Le Talmud rapporte que
Rabbi Eliezer Ben Durdaï était un infâme
impie qui se laissait aller à ses penchants les plus mauvais - il ne
pouvait tout simplement pas s’en empêcher. Finalement, il fut ébranlé par
un événement. Il fit alors une techouva si intense qu’il
en mourut.
Une voix céleste retentit alors et proclama: “La
place de Rabbi Eliezer Ben Durdaï est réservée dans
le Olam Haba!” Non
seulement il était destiné au Olam Haba mais de plus il était
honoré du titre de Rabbi, signifiant de la sorte qu’il fallait
suivre son enseignement.
Lorsque Rabbi Yéhouda Hanassi apprit ce fait, il se mit à pleurer
et dit: “On peut gagner sa part dans le monde futur en un seul instant.”
Pourquoi pleura-t-il?
Parce qu’il dut peiner toute sa vie pour avoir
droit à sa propre part alors que quelqu’un d’autre l’avait
obtenue d’un seul coup? Etait-il jaloux? Bien entendu que non. Et évidemment,
le Olam Haba de Rabbi Yéhouda fut considérablement plus grand
que celui de Rabbi Eliezer Ben Durdaï.
Chaque seconde est dotée de son potentiel d’éternité et dans le Olam Haba, il y a une infinité d’éternités.
Le directeur de la Yéshiva de Telché affirmait qu’il pleurait
parce que chacun a la possibilité de faire
techouva à tout moment.
La part qu’on peut acquérir dans le
Olam Haba n’a pas de
limite. Chaque seconde est dotée de son potentiel d’éternité et
dans le
Olam Haba, il y a une infinité d’éternités.

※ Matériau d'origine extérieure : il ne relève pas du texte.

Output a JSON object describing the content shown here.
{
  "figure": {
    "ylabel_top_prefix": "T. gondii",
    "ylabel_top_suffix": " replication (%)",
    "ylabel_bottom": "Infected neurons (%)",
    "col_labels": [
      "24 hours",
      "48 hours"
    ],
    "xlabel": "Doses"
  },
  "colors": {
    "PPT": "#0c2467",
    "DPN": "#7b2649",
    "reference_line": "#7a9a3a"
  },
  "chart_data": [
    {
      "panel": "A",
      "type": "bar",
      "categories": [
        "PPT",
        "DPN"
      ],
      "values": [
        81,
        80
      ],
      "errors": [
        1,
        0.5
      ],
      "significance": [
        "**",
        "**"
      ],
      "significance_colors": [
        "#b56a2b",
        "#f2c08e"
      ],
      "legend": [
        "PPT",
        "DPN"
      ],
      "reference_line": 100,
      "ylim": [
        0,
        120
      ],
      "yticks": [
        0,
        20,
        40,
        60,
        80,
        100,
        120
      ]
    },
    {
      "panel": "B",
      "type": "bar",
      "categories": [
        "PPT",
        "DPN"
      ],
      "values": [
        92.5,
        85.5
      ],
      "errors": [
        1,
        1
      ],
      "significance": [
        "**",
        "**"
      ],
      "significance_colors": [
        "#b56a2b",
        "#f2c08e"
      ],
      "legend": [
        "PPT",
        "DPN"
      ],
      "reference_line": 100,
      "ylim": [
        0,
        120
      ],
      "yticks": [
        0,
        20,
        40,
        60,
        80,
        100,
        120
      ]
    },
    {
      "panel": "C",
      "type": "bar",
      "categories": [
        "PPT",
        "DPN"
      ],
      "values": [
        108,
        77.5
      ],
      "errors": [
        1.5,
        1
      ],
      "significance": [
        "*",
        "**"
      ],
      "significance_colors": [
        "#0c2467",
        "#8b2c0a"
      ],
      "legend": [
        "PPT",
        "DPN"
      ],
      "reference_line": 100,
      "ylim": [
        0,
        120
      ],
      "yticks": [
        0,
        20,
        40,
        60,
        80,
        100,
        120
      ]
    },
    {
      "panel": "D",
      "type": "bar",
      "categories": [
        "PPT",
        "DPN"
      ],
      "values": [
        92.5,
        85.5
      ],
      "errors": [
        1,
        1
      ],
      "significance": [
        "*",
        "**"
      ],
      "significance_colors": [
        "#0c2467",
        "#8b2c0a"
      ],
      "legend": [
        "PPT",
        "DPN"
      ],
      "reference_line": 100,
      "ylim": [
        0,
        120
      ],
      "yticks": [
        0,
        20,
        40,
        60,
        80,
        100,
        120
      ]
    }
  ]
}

Rav Sim’ha Zissel disait: “Yom chekoulo tov, yom chekoulo aro’h.” (Le
monde futur est qualifié de « jour, entièrement bon, jour
totalement long ») Que le Olam Haba soit totalement bon, on peut le comprendre.
Mais que signifie “totalement long”? Seules les sermons des rabbins
sont totalement longs !
Dans ce monde, c’est en juxtaposant de courtes périodes qu’on
obtient de longues périodes. Dans le Olam Haba, il n’y a pas de
brefs moments. Là-bas, chaque unité de temps est infinie. Tout
est éternel.
Rabbi Yéhouda Hanassi pleurait parce qu’il avait la possibilité d’acquérir
l’éternité à chaque seconde et néanmoins
combien de secondes sont gaspillées.
Tout cela fait penser
aux immenses buffets que l’on dresse dans certaines
réceptions. Tous les plaisirs de ce monde dans le domaine de la nourriture
y sont offerts. Quand le buffet est ouvert, les invités se pressent
pour faire la queue, comme s’ils n’avaient pas mangé depuis
des mois; ils se bousculent afin d’être sûrs d’obtenir
leur portion.
C’est de cette manière que nous devrions nous comporter à l’égard
de ce monde, afin de nous assurer que nous faisons tout ce qu’il faut
pour avoir notre part dans le Olam Haba.